А царевна и слушать не хочет ее, улыбается да пробует сласти одни за другими.
Глава VII
Церемония выбора царской невесты была окончена; имя выбранной наречено; по церквам отдано приказание о поминовении на ектениях новой царевны. Все обряды исполнены, и уж далеко за полдень бояре и чины придворные, обязанные присутствовать при церемонии, почувствовали себя свободными и стали расходиться.

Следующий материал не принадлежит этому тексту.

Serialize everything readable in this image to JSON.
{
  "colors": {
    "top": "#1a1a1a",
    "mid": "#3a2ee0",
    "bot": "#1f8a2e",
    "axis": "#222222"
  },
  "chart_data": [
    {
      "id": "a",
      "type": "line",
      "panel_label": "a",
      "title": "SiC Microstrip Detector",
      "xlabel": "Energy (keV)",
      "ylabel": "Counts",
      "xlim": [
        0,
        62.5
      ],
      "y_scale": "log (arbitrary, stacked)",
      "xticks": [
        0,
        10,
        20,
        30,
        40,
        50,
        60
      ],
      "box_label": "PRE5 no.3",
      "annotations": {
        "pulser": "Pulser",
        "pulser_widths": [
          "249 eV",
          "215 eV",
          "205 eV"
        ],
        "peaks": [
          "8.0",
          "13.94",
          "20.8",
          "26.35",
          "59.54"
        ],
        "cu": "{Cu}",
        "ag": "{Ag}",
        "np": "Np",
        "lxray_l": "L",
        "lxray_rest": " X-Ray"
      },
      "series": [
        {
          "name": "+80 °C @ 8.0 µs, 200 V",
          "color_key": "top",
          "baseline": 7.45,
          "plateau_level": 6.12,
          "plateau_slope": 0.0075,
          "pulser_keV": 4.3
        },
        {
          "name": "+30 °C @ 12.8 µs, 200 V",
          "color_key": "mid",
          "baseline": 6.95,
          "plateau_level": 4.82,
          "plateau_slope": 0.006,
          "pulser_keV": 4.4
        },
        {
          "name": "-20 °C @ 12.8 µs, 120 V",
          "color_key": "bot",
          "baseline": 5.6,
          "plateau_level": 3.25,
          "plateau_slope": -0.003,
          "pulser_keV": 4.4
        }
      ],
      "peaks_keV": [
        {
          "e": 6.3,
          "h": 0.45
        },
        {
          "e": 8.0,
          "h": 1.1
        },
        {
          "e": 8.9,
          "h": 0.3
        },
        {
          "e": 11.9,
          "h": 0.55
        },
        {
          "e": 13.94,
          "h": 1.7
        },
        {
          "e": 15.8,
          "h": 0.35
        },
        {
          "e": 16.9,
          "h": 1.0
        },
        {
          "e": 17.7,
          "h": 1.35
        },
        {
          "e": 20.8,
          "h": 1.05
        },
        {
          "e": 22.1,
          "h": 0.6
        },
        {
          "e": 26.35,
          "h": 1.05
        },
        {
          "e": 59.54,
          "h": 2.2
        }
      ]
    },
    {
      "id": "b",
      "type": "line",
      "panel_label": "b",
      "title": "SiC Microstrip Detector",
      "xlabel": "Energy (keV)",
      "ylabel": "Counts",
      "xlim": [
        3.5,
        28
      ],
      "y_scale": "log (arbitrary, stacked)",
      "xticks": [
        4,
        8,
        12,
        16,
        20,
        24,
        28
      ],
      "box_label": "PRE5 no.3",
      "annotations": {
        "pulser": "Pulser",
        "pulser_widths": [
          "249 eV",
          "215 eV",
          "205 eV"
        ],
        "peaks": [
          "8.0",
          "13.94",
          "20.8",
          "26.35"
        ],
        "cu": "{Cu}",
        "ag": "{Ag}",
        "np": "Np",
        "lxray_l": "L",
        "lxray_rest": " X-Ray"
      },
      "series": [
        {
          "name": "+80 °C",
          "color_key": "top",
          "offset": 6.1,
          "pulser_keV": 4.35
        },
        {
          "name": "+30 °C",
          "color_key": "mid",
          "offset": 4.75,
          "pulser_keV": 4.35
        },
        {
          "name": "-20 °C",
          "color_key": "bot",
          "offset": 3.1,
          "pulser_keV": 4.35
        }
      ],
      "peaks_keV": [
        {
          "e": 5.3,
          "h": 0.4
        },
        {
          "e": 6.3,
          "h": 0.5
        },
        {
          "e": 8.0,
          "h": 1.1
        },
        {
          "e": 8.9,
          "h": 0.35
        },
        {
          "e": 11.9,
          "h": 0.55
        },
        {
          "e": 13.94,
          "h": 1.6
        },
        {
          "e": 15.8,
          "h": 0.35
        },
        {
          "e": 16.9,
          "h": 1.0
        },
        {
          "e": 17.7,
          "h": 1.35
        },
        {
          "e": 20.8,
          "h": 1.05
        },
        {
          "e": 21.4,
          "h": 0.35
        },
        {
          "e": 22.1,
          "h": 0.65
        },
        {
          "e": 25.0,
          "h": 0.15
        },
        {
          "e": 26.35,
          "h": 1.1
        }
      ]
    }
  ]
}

Михайло Салтыков вышел из дворца чуть не шатаясь. Все пережитое им нынче, разбитые в одно мгновение мечты, разбитые одним царским взглядом, одним словом; потом это перемоганье самого себя, старание не выдать себя, своего горя, поздравления царя в то время, когда на сердце лютая тоска, напускной веселый вид – все это тяжко отозвалось на боярине, сломило его, и, только выйдя из дворца, – когда обхватил его холодный, морозный воздух, – он немного пришел в себя. Но горе еще могучее, сильнее овладело им, но и то уж было легче, что здесь, на улице, он был свободен; он знал, что никто не наблюдает за ним, не подмечает его взглядов, он чувствовал себя свободным, но и покинутым, словно одиноким; и это одиночество чувствовалось нынче как-то глубже, делалось как-то страшнее.
Выйдя из дворца, он остановился на дворе. Были сумерки. Темнело. Салтыков стоял в раздумье. Заскрипели чьи-то шаги по снегу, он вздрогнул и обернулся – к нему подходил брат Борис.
– Меня поджидаешь? – спросил подошедший. – Не думаешь ли зайти к матушке?
– Нет, я так остановился; целый день в хлопотах, устал, а на улице так свежо, хорошо, – отвечал Михайло.